Friday, February 19, 2010

trailing thoughts...and a new job

You ever have those moments that you want to remember more often? Moments that remind you to appreciate, or how much you are thankful, or the gift of being forgiven, or how good it is to laugh.


I lack in remembering. Never in my life would I have thought that I would say this, "but it is so nice to be at home...even if I am alone." Ahhh. Home.


Snow is slowly covering the streets just like it's covered lots of other homes and bushes. It seems like if I took time like this more often, it would help me to appreciate the gift of life more. Appreciate how nice it is to have a warm home (granted, I understand warm is relative), and just think. Think or not think. Ha.


I need to and want to think. This past Monday I put in my two-week notice at work. This has been so hard for me to grasp. Why am I leaving? What was the purpose of the 15 months that I was at TSM with Jon? God, why are you moving me to a different job? Why do I feel sad? Is it okay that I feel sad and excited, and nervous, and fear?


I know that I shouldn't fear. I know that "God did not give us the spirit of fear, but of power and love and of a sound mind." (2 Tim. 1:7) I get that. So my hope is that God will help remove my fear. The fear that makes me scared of failure, scared of new things, scared of commitment, scared of new relationships that will allow people to know me, and scared of not knowing what this new job will look like. I need God's love and grace in my life. I need Him in His fullness to fill me (Eph 1:23). Because He is love (1 John 4:8,16). And Perfect love cast out all fear (1 John 4:18).

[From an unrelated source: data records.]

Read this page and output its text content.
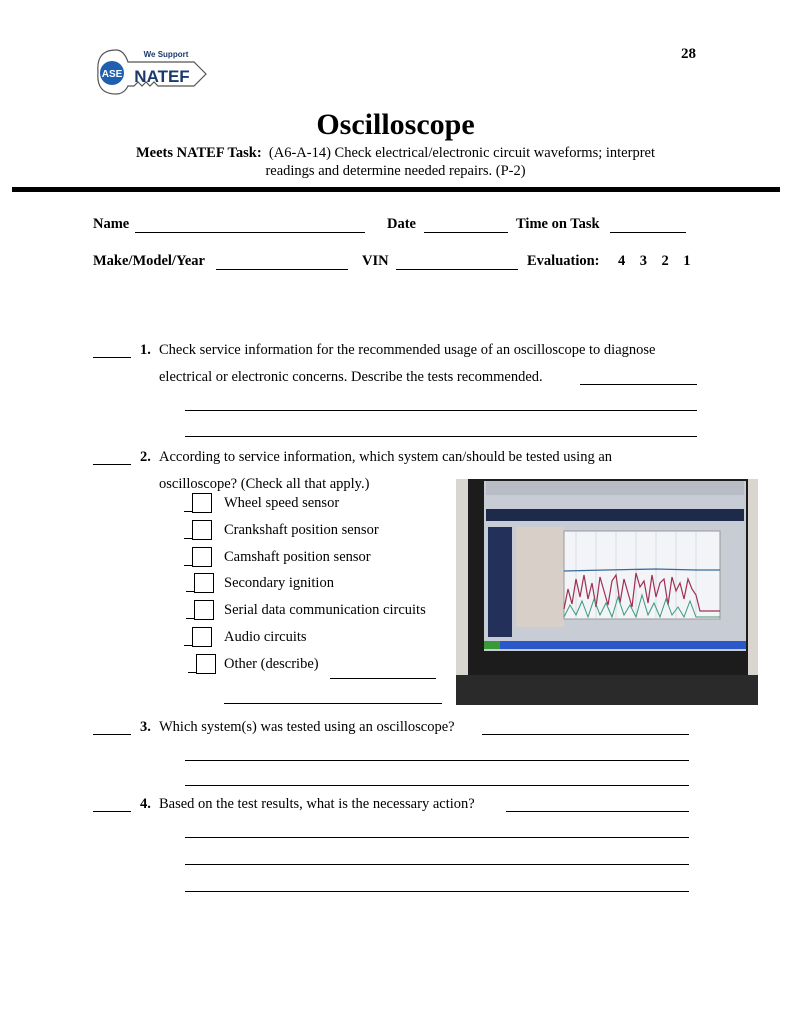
ASE NATEF
We Support	28
Oscilloscope
Meets NATEF Task: (A6-A-14) Check electrical/electronic circuit waveforms; interpret
readings and determine needed repairs. (P-2)
Name	Date	Time on Task
Make/Model/Year	VIN	Evaluation: 4 3 2 1
1. Check service information for the recommended usage of an oscilloscope to diagnose
electrical or electronic concerns. Describe the tests recommended.
2. According to service information, which system can/should be tested using an
oscilloscope? (Check all that apply.)
Wheel speed sensor
Crankshaft position sensor
Camshaft position sensor
Secondary ignition
Serial data communication circuits
Audio circuits
Other (describe)
3. Which system(s) was tested using an oscilloscope?
4. Based on the test results, what is the necessary action?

I have to connect the dots and remember His promises. Like I said I am so forgetful. I'll forget before I finish this post.


The reality is that I can hardly believe that I have this opportunity. I'll be working with a child sponsorship organization called Mission of Mercy, a part of a team that helps with the communication between the child and the sponsor. What a treat. Wow. Seriously wow.

When I went on my interview there were packages from other countries holding letters from children. Wow. Wow. God, You are so amazing. I can't wrap my mind around His love for us.

1 comment:

Lana Joy said...

Isn't is so reassuring, though, to know that Israel forgot too. Over and over, seemingly the day after God did some fantastic miracle in front of the whole nation. And yet, they are still his people and he chose them, just like he has chosen us. No matter when, how often, or how long we forget, he won't. And I just LOVE that.

Thanks for your thoughts, sister. I love you.